1. Peel the skin off the stem of the taro stems. Using a pair of scissors, cut the taro stems into 1 cm length pieces and cut the leaves into 6 cm long and 1 cm wide strips. No need to be exact, it’s my preferred cutting.
2. Dry now in direct sunlight for 2 to 3 hours until the taro stems have shrink and the leaves turn dark green and crisp. Don’t worry, they’ll become firm and strong again when cooked.
3. Soak the dried surgeonfish in a bowl of water to reduce the saltiness of the fish.
4. In a cooking pot, pour 3 cups of coconut milk and add the crushed ginger and a bit of salt. Simmer over medium-low heat while stirring gently.
5. When the coconut milk is almost boiling, add the dried taro leaves and stems. Mix so that everything is soaked in coconut milk.
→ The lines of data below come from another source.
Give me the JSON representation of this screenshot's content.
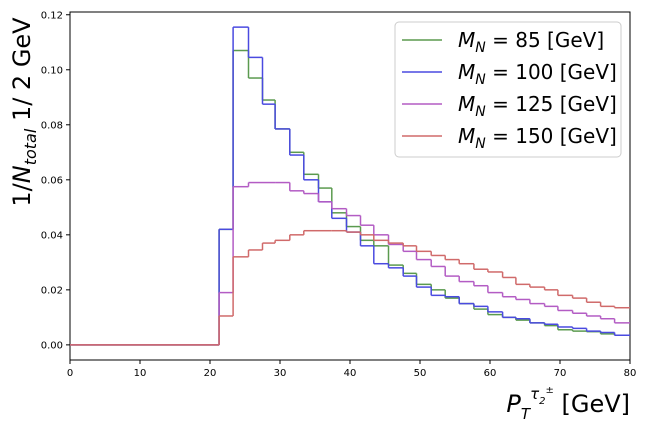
{
  "chart_data": {
    "type": "histogram",
    "x_label": "PTτ2± [GeV]",
    "y_label": "1/Ntotal 1/ 2 GeV",
    "bins": [
      0,
      21.3,
      23.3,
      25.5,
      27.5,
      29.3,
      31.4,
      33.4,
      35.5,
      37.4,
      39.5,
      41.5,
      43.4,
      45.5,
      47.6,
      49.5,
      51.6,
      53.6,
      55.6,
      57.7,
      59.7,
      61.8,
      63.7,
      65.7,
      67.8,
      69.7,
      71.8,
      73.8,
      75.8,
      77.8,
      80
    ],
    "series": [
      {
        "name": "MN = 85 [GeV]",
        "color": "#5b9a4f",
        "values": [
          0,
          0.042,
          0.107,
          0.097,
          0.089,
          0.0785,
          0.07,
          0.062,
          0.057,
          0.048,
          0.043,
          0.038,
          0.036,
          0.029,
          0.026,
          0.022,
          0.02,
          0.017,
          0.015,
          0.013,
          0.011,
          0.01,
          0.009,
          0.008,
          0.007,
          0.0055,
          0.005,
          0.0048,
          0.004,
          0.0035
        ]
      },
      {
        "name": "MN = 100 [GeV]",
        "color": "#4a4ae0",
        "values": [
          0,
          0.042,
          0.1155,
          0.1045,
          0.0875,
          0.0785,
          0.069,
          0.06,
          0.052,
          0.046,
          0.041,
          0.036,
          0.0295,
          0.028,
          0.025,
          0.021,
          0.018,
          0.0175,
          0.015,
          0.014,
          0.012,
          0.01,
          0.0095,
          0.008,
          0.0075,
          0.0065,
          0.006,
          0.005,
          0.0045,
          0.0035
        ]
      },
      {
        "name": "MN = 125 [GeV]",
        "color": "#b35cc4",
        "values": [
          0,
          0.019,
          0.0575,
          0.059,
          0.059,
          0.059,
          0.056,
          0.055,
          0.052,
          0.0495,
          0.047,
          0.0435,
          0.04,
          0.0365,
          0.034,
          0.031,
          0.0285,
          0.025,
          0.023,
          0.0215,
          0.019,
          0.0175,
          0.0165,
          0.015,
          0.014,
          0.0125,
          0.0115,
          0.0105,
          0.0095,
          0.008
        ]
      },
      {
        "name": "MN = 150 [GeV]",
        "color": "#d06a6a",
        "values": [
          0,
          0.0105,
          0.032,
          0.0345,
          0.037,
          0.038,
          0.04,
          0.0415,
          0.0415,
          0.0415,
          0.041,
          0.04,
          0.038,
          0.037,
          0.036,
          0.034,
          0.0325,
          0.031,
          0.0295,
          0.0275,
          0.0265,
          0.0245,
          0.022,
          0.021,
          0.02,
          0.018,
          0.017,
          0.0155,
          0.014,
          0.0135
        ]
      }
    ],
    "xlim": [
      0,
      80
    ],
    "xticks": [
      0,
      10,
      20,
      30,
      40,
      50,
      60,
      70,
      80
    ],
    "ylim": [
      -0.0055,
      0.121
    ],
    "yticks": [
      {
        "value": 0,
        "label": "0.00"
      },
      0.02,
      0.04,
      0.06,
      0.08,
      {
        "value": 0.1,
        "label": "0.10"
      },
      0.12
    ],
    "legend": "upper right"
  }
}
6. Simmer for 40 to 50 minutes until the taro leaves and stems are cooked. When the coconut milk is not enough, add the remaining cup of coconut milk. You may stir once or twice gently.
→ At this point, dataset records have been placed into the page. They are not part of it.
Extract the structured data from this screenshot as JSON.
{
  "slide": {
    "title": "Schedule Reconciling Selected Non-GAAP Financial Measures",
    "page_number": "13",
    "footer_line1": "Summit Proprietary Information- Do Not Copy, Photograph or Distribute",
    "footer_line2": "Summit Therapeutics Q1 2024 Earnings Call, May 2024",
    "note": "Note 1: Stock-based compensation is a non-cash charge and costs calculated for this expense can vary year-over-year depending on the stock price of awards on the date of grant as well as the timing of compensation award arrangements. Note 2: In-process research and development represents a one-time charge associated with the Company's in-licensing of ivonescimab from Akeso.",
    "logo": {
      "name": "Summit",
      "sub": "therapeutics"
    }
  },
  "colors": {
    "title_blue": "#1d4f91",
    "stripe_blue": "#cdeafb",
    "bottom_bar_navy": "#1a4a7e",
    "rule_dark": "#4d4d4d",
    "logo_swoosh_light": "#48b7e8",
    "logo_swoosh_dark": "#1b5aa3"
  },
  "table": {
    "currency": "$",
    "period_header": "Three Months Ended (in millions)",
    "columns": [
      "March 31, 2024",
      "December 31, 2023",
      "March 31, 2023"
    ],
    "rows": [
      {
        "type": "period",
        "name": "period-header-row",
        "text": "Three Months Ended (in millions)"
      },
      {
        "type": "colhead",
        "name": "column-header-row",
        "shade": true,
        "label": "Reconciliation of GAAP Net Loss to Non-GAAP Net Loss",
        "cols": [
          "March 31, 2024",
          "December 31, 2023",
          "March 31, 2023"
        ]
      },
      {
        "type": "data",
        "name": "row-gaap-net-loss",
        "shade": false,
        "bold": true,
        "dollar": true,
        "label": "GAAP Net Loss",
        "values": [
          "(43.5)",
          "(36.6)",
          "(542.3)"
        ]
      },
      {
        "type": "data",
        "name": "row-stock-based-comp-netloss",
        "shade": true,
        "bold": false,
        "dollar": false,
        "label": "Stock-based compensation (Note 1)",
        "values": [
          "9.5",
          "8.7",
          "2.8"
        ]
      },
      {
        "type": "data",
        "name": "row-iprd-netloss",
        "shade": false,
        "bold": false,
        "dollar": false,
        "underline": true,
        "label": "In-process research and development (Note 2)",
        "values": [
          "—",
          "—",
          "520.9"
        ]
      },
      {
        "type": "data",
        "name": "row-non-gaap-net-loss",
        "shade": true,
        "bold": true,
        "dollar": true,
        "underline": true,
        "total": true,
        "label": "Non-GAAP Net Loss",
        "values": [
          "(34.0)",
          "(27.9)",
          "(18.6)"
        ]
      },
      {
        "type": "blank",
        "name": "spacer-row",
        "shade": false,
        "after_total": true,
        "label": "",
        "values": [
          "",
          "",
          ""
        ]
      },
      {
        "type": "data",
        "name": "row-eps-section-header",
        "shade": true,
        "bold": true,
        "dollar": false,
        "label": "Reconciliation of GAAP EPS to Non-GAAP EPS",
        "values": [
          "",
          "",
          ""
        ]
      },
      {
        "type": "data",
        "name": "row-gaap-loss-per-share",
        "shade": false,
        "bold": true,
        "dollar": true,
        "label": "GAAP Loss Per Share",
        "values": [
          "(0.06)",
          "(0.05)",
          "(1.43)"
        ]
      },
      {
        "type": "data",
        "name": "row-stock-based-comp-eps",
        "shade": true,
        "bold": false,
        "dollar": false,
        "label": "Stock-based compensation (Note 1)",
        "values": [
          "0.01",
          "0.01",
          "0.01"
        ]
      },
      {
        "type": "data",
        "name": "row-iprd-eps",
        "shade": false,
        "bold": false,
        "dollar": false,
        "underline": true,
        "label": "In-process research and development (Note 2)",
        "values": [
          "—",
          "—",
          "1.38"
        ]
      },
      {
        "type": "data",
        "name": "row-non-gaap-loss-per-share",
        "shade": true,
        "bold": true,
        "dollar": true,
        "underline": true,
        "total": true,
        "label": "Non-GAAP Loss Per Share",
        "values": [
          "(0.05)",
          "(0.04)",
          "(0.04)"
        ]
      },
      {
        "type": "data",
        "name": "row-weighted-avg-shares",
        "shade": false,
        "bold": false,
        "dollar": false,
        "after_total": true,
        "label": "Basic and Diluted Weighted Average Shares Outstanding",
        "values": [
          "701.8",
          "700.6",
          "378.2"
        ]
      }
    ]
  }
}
7. Meanwhile, drain water from the dried surgeon fish then rinse in running water. Using your hands remove the skin and tear the flesh into small bite size pieces.
8. Add the dried surgeon fish and stir. Adjust the taste with salt or fish sauce
9. Simmer for a few minutes more until the taro leaves and stems are fully cooked.
10. Turn off the heat. Transfer to a serving bowl and serve with lots of steamed rice.
11. Share and enjoy eating.

Tip:
•Instead of dried surgeonfish, you may also use dried anchovies, shrimps and Spanish mackerel (tanigue) fish. If you’re using Spanish mackerel, fry them half-cooked first before tearing them into bite size pieces.
• Want a spicy laing, add some chopped chilis.
Note:
• If you’re using packed taro leaves which would likely to be precut and sun dried, skip steps 1 and 2 and proceed to step 3.

• I you’re wondering why the ginger is crushed when it is always cut in strips in all kinds of cooking. That’s because if it’s in strips, they will all look the same and some people don’t want to eat ginger. By crushing, it brings out more flavors and its easily noticeable when cooked.